Dans le contrat passé
la semaine dernière entre la Ligue et le Mouvement Cinq Etoiles, un
«code
éthique» interdit aux personnes appartenant aux loges une place
dans l'exécutif. Les deux partis se défendent en invoquant l'«opacité»
de la franc-maçonnerie italienne.
«En 1925, le fascisme décida d’interdire la franc-maçonnerie. Un an
plus tard, ce fut au tour des journaux et des partis politiques d’être
fermés par le régime mussolinien.» Le grand maître du Grand Orient d’Italie Stefano Bisi ne cache pas sa vive préoccupation à la suite de l’insertion dans le «contrat pour le gouvernement du changement»
passé la semaine dernière entre la Ligue d’extrême droite et le
Mouvement Cinq Etoiles d’un «code éthique» qui prévoit d’interdire
l’accès à l’exécutif «des personnes condamnées au pénal, qui sont sous procès pour de graves crimes» mais aussi «qui appartiennent à la franc-maçonnerie». «Les
citoyens doivent comprendre que ce qui touche aujourd’hui la
franc-maçonnerie peut très vite concerner d’autres associations, poursuit Stefano Bisi. La mesure contenue dans le contrat de gouvernement est une sorte de ballon d’essai.» Alors
que les partenaires européens de l’Italie s’inquiètent en premier lieu
de la tenue de la zone euro en cas de mise en œuvre des mesures
économiques proposées par l’alliance populiste, un peu partout dans
monde, les membres de la franc-maçonnerie font part de leur stupeur et
de leurs craintes auprès de leurs frères italiens.
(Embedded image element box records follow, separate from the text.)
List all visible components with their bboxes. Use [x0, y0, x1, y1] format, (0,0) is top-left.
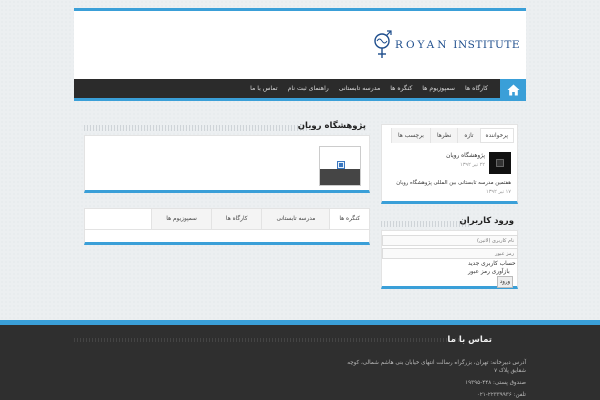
main-box-title: پژوهشگاه رویان: [84, 121, 370, 135]
login-widget-title: ورود کاربران: [381, 216, 518, 230]
post-thumbnail[interactable]: [489, 152, 511, 174]
image-icon: [496, 159, 504, 167]
tab-popular[interactable]: پرخواننده: [479, 128, 514, 143]
events-tabs-box: کنگره ها مدرسه تابستانی کارگاه ها سمپوزی…: [84, 208, 370, 245]
tab-tags[interactable]: برچسب ها: [391, 128, 430, 143]
site-footer: تماس با ما آدرس دبیرخانه: تهران، بزرگراه…: [0, 320, 600, 400]
title-stripe: [84, 125, 308, 131]
featured-box: [84, 135, 370, 193]
footer-heading: تماس با ما: [447, 335, 492, 345]
home-button[interactable]: [500, 79, 526, 101]
nav-item-congresses[interactable]: کنگره ها: [385, 85, 417, 92]
footer-po-box: صندوق پستی: ۴۴۸-۱۹۳۹۵: [465, 380, 526, 386]
royan-logo-icon: [374, 30, 392, 58]
broken-image-icon: [337, 161, 345, 169]
tab-summer-school[interactable]: مدرسه تابستانی: [261, 209, 330, 229]
logo-text-royan: ROYAN: [395, 39, 450, 51]
nav-item-contact[interactable]: تماس با ما: [245, 85, 282, 92]
login-button[interactable]: ورود: [497, 276, 513, 288]
recover-password-link[interactable]: بازآوری رمز عبور: [468, 269, 510, 275]
footer-address: آدرس دبیرخانه: تهران، بزرگراه رسالت انته…: [347, 360, 526, 374]
nav-item-registration-guide[interactable]: راهنمای ثبت نام: [283, 85, 334, 92]
home-icon: [507, 84, 519, 96]
login-widget: حساب کاربری جدید بازآوری رمز عبور ورود: [381, 230, 518, 289]
main-nav: کارگاه ها سمپوزیوم ها کنگره ها مدرسه تاب…: [74, 79, 526, 101]
logo-text: ROYAN INSTITUTE: [395, 39, 520, 51]
tab-symposiums[interactable]: سمپوزیوم ها: [151, 209, 211, 229]
footer-phone: تلفن: ۲۲۳۳۹۹۳۶-۰۲۱: [476, 392, 526, 398]
sidebar-post-date: ۱۷ تیر ۱۳۹۲: [486, 189, 511, 195]
tab-comments[interactable]: نظرها: [429, 128, 458, 143]
tab-workshops[interactable]: کارگاه ها: [210, 209, 262, 229]
nav-item-workshops[interactable]: کارگاه ها: [460, 85, 493, 92]
tab-congresses[interactable]: کنگره ها: [329, 209, 369, 229]
footer-title-stripe: [74, 338, 460, 342]
logo-text-institute: INSTITUTE: [449, 39, 520, 51]
register-link[interactable]: حساب کاربری جدید: [468, 261, 516, 267]
sidebar-post-date: ۲۲ تیر ۱۳۹۲: [460, 162, 485, 168]
site-logo[interactable]: ROYAN INSTITUTE: [372, 28, 520, 62]
nav-menu: کارگاه ها سمپوزیوم ها کنگره ها مدرسه تاب…: [245, 79, 493, 98]
title-stripe: [381, 221, 470, 227]
sidebar-tab-bar: پرخواننده تازه نظرها برچسب ها: [391, 128, 514, 143]
thumbnail-image: [320, 169, 360, 185]
tab-recent[interactable]: تازه: [457, 128, 480, 143]
login-heading: ورود کاربران: [459, 216, 514, 226]
featured-thumbnail[interactable]: [319, 146, 361, 186]
password-input[interactable]: [382, 248, 518, 259]
tab-bar-divider: [85, 229, 369, 230]
events-tab-bar: کنگره ها مدرسه تابستانی کارگاه ها سمپوزی…: [151, 209, 369, 229]
sidebar-post-title[interactable]: هفتمین مدرسه تابستانی بین المللی پژوهشگا…: [396, 180, 511, 186]
nav-item-symposiums[interactable]: سمپوزیوم ها: [417, 85, 460, 92]
nav-item-summer-school[interactable]: مدرسه تابستانی: [334, 85, 386, 92]
site-header: ROYAN INSTITUTE: [74, 11, 526, 79]
sidebar-posts-widget: پرخواننده تازه نظرها برچسب ها پژوهشگاه ر…: [381, 124, 518, 204]
username-input[interactable]: [382, 235, 518, 246]
main-box-heading: پژوهشگاه رویان: [297, 121, 366, 131]
sidebar-post-title[interactable]: پژوهشگاه رویان: [446, 153, 485, 159]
«Couverture pour les clans»
«L’interdiction est déjà prévue dans nos statuts, revendique-t-on au siège du M5S. Car en Italie, il ne faut pas penser à la franc-maçonnerie de Garibaldi ou de Goffredo Mameli [auteur de l’hymne italien, ndlr] mais à celle des cinquante dernières années.» En
particulier la loge secrète P2, dirigée par le néofasciste Licio Gelli,
qui avait infiltré les institutions italiennes avant d’être démantelée
en 1982 car soupçonnée d’avoir comploté contre l’Etat. Pour Stefano
Bisi, «la P2 c’est une chose, les loges maçonniques une autre, il ne
faut pas tout confondre. Ce n’est pas parce qu’un prêtre est pédophile
qu’il faut condamner toute l’église catholique». Le Mouvement Cinq Etoiles justifie la décision en estimant que si «les
principes originels de la franc-maçonnerie de progrès social et de
liberté sont justes, les loges italiennes sont toutefois encore trop
opaques». Le M5S s’appuie notamment sur les travaux de la dernière
commission parlementaire antimafia qui a souligné que la
franc-maçonnerie «est très souvent une couverture pour les clans».
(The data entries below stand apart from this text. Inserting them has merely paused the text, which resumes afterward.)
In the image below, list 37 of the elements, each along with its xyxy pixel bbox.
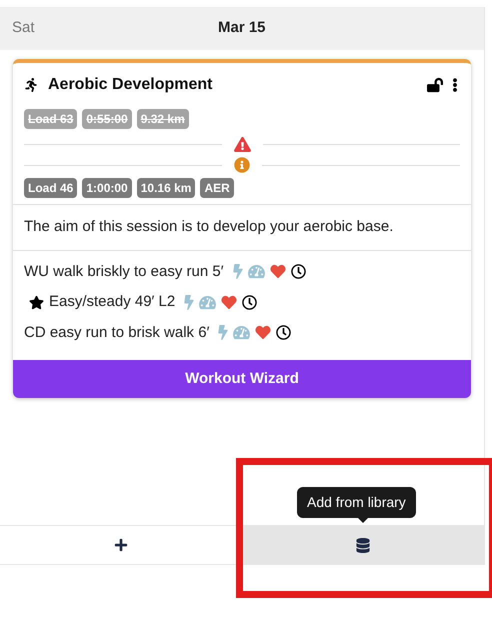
runner-icon: [24, 78, 38, 92]
step-text: WU walk briskly to easy run 5′: [24, 262, 224, 282]
stat-badge: Load 63: [24, 109, 78, 129]
workout-wizard-button[interactable]: Workout Wizard: [13, 360, 471, 398]
info-icon: [234, 157, 250, 173]
workout-description: The aim of this session is to develop your aerobic base.: [24, 217, 394, 237]
library-button[interactable]: [242, 526, 484, 564]
heart-icon: [270, 264, 286, 280]
bolt-icon: [232, 264, 243, 280]
date-label: Mar 15: [218, 18, 266, 38]
step-text: CD easy run to brisk walk 6′: [24, 322, 210, 342]
clock-icon: [276, 325, 292, 340]
heart-icon: [221, 294, 238, 310]
stat-badge: AER: [200, 178, 234, 198]
stat-badge: Load 46: [24, 178, 78, 198]
stat-badge: 1:00:00: [82, 178, 132, 198]
tooltip: Add from library: [297, 487, 416, 518]
gauge-icon: [199, 294, 216, 310]
clock-icon: [242, 294, 258, 310]
stat-badge: 0:55:00: [82, 109, 132, 129]
workout-title: Aerobic Development: [48, 75, 212, 95]
gauge-icon: [248, 264, 265, 280]
tooltip-arrow-icon: [358, 518, 368, 523]
warning-icon: [234, 136, 250, 152]
step-text: Easy/steady 49′ L2: [49, 292, 176, 312]
plus-icon: [114, 538, 128, 552]
more-menu-button[interactable]: [450, 76, 460, 94]
bolt-icon: [184, 294, 194, 310]
unlock-button[interactable]: [426, 76, 444, 94]
bolt-icon: [218, 325, 228, 340]
gauge-icon: [233, 325, 250, 340]
stat-badge: 10.16 km: [136, 178, 196, 198]
weekday-label: Sat: [12, 18, 35, 38]
heart-icon: [255, 325, 272, 340]
database-icon: [356, 538, 370, 552]
clock-icon: [290, 264, 306, 280]
stat-badge: 9.32 km: [136, 109, 189, 129]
En vertu de ses statuts, le M5S a déjà expulsé Piero Landi, l’un de ses
candidats au parlement (qui a tout de même été élu) après avoir
découvert qu’il appartenait à une loge.
Interdiction «inconstitutionnelle»
«En Italie la franc-maçonnerie est peu transparente et elle
manœuvre en coulisses pour acquérir du pouvoir. Elle n’a pas grand-chose
à voir avec les loges étrangères», ajoute de son côté le député de
la Ligue Daniele Belotti, qui minimise la question de l’interdiction en
laissant entendre que c’est avant tout le Mouvement Cinq Etoiles qui a
voulu cette mesure : «Le pays à d’autres questions plus urgentes à régler.» D’autant
que la Ligue qui, au début des années 90, avait fait campagne contre
Silvio Berlusconi en tant qu’ancien adhérent à la loge P2, s’est ensuite
parfaitement accommodée du passé de franc-maçon de l’homme d’affaires
pour gouverner avec lui pendant huit ans. A Rome, il se murmure aussi
que certaines personnalités dont les noms circulent dans la presse comme
éventuels membres du futur exécutif populiste pourraient être des
francs-maçons. Il n’empêche.
Pour les responsables du Grand Orient, l’interdiction est «inconstitutionnelle», ils appellent à la plus grande vigilance. L’organisation souligne que «les francs-maçons jurent solennellement fidélité à la République et s’engagent à respecter les normes et les lois». Les «frères» italiens s’en remettent désormais au chef de l’Etat Sergio Mattarella pour qu’il veille «à ce que la Constitution soit entièrement appliquée et sans discrimination».